Prince Arbamet, Trewan's father, had been alive when he had departed Domreis aboard the Smaadra. The line of succession had been straight: Granice through Arbamet to Trewan, and thereafter Trewan's male progeny. At Ys, Trewan had visited the Troice cog, and apparently had learned of his father's death. The line of descent then became painful from his point of view: Granice through Ospero to Aillas, bypassing Trewan altogether. No wonder Trewan had returned from the Troice cog in a glum mood! And no mystery whatever why Aillas must be murdered!
Swift return to Troicinet was imperative—but what of Dhrun, his son?
Almost as if in response Byssante rapped him with a pink knuckle.
"Look you yonder! The ruling house of Lyonesse drives forth for an afternoon airing!"

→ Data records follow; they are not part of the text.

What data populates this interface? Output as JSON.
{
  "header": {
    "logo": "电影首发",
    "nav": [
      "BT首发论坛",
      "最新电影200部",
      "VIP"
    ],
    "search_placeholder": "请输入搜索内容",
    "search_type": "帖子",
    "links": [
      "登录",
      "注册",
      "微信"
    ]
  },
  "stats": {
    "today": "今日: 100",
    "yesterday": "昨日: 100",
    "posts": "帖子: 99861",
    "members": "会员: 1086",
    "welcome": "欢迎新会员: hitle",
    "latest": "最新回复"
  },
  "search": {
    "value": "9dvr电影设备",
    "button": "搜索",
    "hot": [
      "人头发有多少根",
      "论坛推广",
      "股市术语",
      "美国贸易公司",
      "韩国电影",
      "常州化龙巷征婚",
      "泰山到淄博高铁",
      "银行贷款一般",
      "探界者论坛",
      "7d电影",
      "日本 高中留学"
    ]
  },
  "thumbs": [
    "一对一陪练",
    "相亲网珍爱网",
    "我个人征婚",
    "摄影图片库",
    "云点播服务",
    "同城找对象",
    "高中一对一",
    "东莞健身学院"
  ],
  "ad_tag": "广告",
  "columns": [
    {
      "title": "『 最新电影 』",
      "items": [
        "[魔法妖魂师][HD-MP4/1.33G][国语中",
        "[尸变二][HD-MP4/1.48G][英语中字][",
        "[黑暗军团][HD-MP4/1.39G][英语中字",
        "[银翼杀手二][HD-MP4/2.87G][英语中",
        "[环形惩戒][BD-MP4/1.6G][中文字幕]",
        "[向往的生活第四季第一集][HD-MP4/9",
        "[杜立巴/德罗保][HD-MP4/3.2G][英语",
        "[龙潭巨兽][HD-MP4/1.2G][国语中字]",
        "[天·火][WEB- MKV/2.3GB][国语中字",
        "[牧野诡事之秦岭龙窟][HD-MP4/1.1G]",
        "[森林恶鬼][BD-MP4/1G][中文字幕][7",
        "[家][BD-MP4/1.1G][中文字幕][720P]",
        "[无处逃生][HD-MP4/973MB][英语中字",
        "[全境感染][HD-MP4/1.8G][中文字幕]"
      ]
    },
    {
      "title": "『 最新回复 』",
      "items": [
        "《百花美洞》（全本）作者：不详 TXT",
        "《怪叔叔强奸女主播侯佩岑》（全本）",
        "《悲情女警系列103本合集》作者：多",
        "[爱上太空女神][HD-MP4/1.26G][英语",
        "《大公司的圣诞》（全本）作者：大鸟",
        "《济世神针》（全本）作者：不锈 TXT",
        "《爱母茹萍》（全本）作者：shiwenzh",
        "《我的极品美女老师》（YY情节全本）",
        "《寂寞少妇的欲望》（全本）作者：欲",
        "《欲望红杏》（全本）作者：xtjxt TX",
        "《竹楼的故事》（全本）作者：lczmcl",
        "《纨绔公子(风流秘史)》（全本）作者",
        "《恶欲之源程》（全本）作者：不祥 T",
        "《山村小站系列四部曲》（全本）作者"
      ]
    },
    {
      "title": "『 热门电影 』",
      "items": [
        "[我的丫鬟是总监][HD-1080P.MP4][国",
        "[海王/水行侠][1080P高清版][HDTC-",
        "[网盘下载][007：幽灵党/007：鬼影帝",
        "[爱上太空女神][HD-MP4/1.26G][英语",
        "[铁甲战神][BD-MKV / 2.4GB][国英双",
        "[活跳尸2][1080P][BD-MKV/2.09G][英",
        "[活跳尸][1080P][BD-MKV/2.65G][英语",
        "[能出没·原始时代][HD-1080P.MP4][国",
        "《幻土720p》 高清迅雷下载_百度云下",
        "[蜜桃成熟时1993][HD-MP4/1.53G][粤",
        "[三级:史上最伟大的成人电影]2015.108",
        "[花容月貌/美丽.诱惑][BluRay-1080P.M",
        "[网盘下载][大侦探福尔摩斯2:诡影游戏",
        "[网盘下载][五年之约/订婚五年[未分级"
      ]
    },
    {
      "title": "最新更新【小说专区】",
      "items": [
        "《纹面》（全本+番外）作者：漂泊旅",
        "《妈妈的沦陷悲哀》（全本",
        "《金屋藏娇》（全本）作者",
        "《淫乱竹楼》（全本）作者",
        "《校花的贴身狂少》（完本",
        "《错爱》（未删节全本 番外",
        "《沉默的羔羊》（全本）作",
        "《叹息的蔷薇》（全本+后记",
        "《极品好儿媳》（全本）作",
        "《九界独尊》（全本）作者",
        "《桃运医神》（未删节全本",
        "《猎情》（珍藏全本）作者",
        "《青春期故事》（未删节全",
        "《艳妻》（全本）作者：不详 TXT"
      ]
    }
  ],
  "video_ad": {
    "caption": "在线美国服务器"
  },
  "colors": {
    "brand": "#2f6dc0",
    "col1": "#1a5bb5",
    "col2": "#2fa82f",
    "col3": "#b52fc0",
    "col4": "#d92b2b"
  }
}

Preceded by a pair of mounted heralds and followed by twelve soldiers in dress uniform, a splendid carriage drawn by six white unicorns rolled down the Sfer Arct. Facing forward, King Casmir and Prince Cassander, a slender big-eyed youth fourteen years old, rode in the back seat. On the seat across sat Queen Sollace in a gown of green silk and Fareult, Duchess of Relsimore, who carried in her lap, or more accurately, tried to control, an auburn-haired infant in a white gown. The child wanted to climb up on the back of the seat despite Lady Fareult's admonitions and King Casmir's scowling. Queen Sollace merely averted her gaze.
"There you have the royal family," said Byssante with an indulgent wave of the hand. "King Casmir, Prince Cassander and Queen Sollace and a lady whom I don't know. Beside her stands the Princess Madouc, daughter to Princess Suldrun, now dead by her own hand."
"Princess Madouc? A girl?"
"Aye, an odd little creature she's said to be." Byssante finished his beer. "You are a lucky fellow to witness royal pomp so close at hand! And now I'm off to my nap."
Aillas went to his chamber. Sitting on the chair, he unwrapped Persilian and set it on the night-stand. The mirror, in one of its flippant moods, reflected the wall first upside-down, then reversed left to right, then showed a window giving on the stableyard, then with King Casmir peering balefully in through the window.
Aillas said: "Persilian."
"I am here."
Aillas spoke with great caution, lest inadvertently he phrase a casual remark in the form of a question. "I may ask you three questions, then no more."
"You may ask a fourth question. I will answer, but then I will be free. You have already asked one question."
Aillas spoke carefully: "I want to find my son Dhrun, take him into my custody, then return with him quickly and safely to Troicinet. Tell me how best to do this."
"You must put your requirements in the form of a question."
"How can I do as I described?"
"That is essentially three questions."
"Very well," said Aillas. "Tell me how to find my son."